Peter Jones, Partner at DLA Piper shared their benchmark for success when it comes to innovation saying that it must add value to the client. “What are we doing, how are we doing it and what is the value to the client. When you look at innovation it’s about how we can do it better”.

Change is constant in the legal profession today; and innovation is about way more than technology. Eric Fiszelson from Herbert Smith Freehills talked about his perspective on the behavioural aspects of change. Acknowledging that getting lawyers to change their ways is difficult, Eric talked about Leadership in the new law revolution. As worshippers of the left brain, lawyers have been trained to think logically. This is evident across a firm’s outputs but challenged the status quo, encouraging lawyers to make a leap of faith and give themselves space to reach their creative potential to make great things happen for our clients. One example he gave was to answer to RFPs using more visual means.
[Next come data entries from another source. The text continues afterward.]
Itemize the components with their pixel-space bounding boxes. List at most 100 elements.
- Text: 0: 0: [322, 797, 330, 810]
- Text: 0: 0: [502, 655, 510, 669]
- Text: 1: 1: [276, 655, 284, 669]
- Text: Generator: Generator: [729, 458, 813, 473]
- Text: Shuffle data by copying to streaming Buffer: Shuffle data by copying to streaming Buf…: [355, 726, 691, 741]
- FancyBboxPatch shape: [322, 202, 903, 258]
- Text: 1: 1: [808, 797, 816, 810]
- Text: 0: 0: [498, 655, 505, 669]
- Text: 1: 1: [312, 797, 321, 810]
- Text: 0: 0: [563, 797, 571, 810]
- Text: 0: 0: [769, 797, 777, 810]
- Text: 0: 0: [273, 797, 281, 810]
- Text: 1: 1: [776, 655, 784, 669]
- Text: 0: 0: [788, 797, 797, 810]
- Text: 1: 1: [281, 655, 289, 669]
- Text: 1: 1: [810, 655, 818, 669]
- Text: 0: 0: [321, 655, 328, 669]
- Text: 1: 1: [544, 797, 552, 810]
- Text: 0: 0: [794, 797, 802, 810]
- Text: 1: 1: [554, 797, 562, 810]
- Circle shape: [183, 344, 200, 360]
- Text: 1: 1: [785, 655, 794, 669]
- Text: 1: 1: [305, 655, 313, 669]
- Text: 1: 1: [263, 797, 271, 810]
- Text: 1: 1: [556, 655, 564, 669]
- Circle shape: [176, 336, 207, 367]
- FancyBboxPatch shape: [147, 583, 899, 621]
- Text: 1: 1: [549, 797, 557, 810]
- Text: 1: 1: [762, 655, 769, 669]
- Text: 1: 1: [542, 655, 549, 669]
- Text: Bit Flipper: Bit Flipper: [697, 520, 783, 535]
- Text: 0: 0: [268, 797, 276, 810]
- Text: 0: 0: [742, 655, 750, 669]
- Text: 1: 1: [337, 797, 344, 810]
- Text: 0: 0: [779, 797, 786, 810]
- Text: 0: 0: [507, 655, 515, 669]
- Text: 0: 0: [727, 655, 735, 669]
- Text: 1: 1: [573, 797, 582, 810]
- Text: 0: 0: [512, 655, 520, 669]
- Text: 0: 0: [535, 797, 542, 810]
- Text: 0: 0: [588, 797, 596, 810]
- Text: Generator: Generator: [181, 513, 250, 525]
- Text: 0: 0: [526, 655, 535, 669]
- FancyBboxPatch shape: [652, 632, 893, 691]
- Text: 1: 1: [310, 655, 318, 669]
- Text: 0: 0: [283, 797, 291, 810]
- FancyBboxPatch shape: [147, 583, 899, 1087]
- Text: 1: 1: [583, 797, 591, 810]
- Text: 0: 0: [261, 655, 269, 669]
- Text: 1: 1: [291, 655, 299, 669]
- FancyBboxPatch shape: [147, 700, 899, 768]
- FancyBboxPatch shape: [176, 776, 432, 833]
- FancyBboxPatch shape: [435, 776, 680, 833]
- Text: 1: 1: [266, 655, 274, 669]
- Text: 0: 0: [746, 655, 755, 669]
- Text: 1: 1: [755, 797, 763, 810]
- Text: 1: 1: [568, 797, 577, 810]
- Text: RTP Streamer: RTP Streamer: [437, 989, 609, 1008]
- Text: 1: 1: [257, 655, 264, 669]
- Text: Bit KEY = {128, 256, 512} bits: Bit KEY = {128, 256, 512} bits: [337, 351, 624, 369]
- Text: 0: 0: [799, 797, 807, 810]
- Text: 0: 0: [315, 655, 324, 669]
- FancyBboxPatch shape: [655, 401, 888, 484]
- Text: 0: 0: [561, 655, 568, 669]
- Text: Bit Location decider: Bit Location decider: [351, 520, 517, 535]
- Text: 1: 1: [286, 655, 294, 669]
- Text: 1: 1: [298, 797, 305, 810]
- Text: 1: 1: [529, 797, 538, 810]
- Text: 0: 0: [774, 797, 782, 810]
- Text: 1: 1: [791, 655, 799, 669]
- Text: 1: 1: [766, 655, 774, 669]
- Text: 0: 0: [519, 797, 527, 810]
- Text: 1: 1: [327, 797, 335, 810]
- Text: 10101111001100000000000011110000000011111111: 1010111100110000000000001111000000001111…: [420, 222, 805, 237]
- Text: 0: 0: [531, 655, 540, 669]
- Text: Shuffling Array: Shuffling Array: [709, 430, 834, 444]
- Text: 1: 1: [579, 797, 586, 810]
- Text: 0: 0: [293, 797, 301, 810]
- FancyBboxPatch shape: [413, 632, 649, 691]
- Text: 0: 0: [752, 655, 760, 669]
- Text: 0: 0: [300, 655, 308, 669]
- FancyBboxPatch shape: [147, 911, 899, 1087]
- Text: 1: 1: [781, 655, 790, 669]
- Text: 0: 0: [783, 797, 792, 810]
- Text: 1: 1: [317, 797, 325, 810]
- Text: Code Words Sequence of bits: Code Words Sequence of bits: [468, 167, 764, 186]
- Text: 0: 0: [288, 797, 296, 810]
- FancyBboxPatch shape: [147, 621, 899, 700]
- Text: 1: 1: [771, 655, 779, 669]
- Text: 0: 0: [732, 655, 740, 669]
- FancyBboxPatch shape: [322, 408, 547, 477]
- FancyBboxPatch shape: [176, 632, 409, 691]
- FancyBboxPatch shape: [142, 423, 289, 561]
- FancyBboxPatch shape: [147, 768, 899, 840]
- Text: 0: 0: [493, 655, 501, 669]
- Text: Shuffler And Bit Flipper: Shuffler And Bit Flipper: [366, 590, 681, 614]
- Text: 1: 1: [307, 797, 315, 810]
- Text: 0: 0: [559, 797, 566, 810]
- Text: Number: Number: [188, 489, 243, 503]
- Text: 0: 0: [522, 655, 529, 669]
And finally, Greg O’Reilly, Business Solutions Manager here at thedocyard summarised the key take outs that he’ll be discussing with his clients.

The common theme was listening. Both internally (across business units - practitioners, IT, KM, Marketing & Business development) right through to external clients. Look at what you are doing, how you are doing it, and how you can change it to add more value to the client.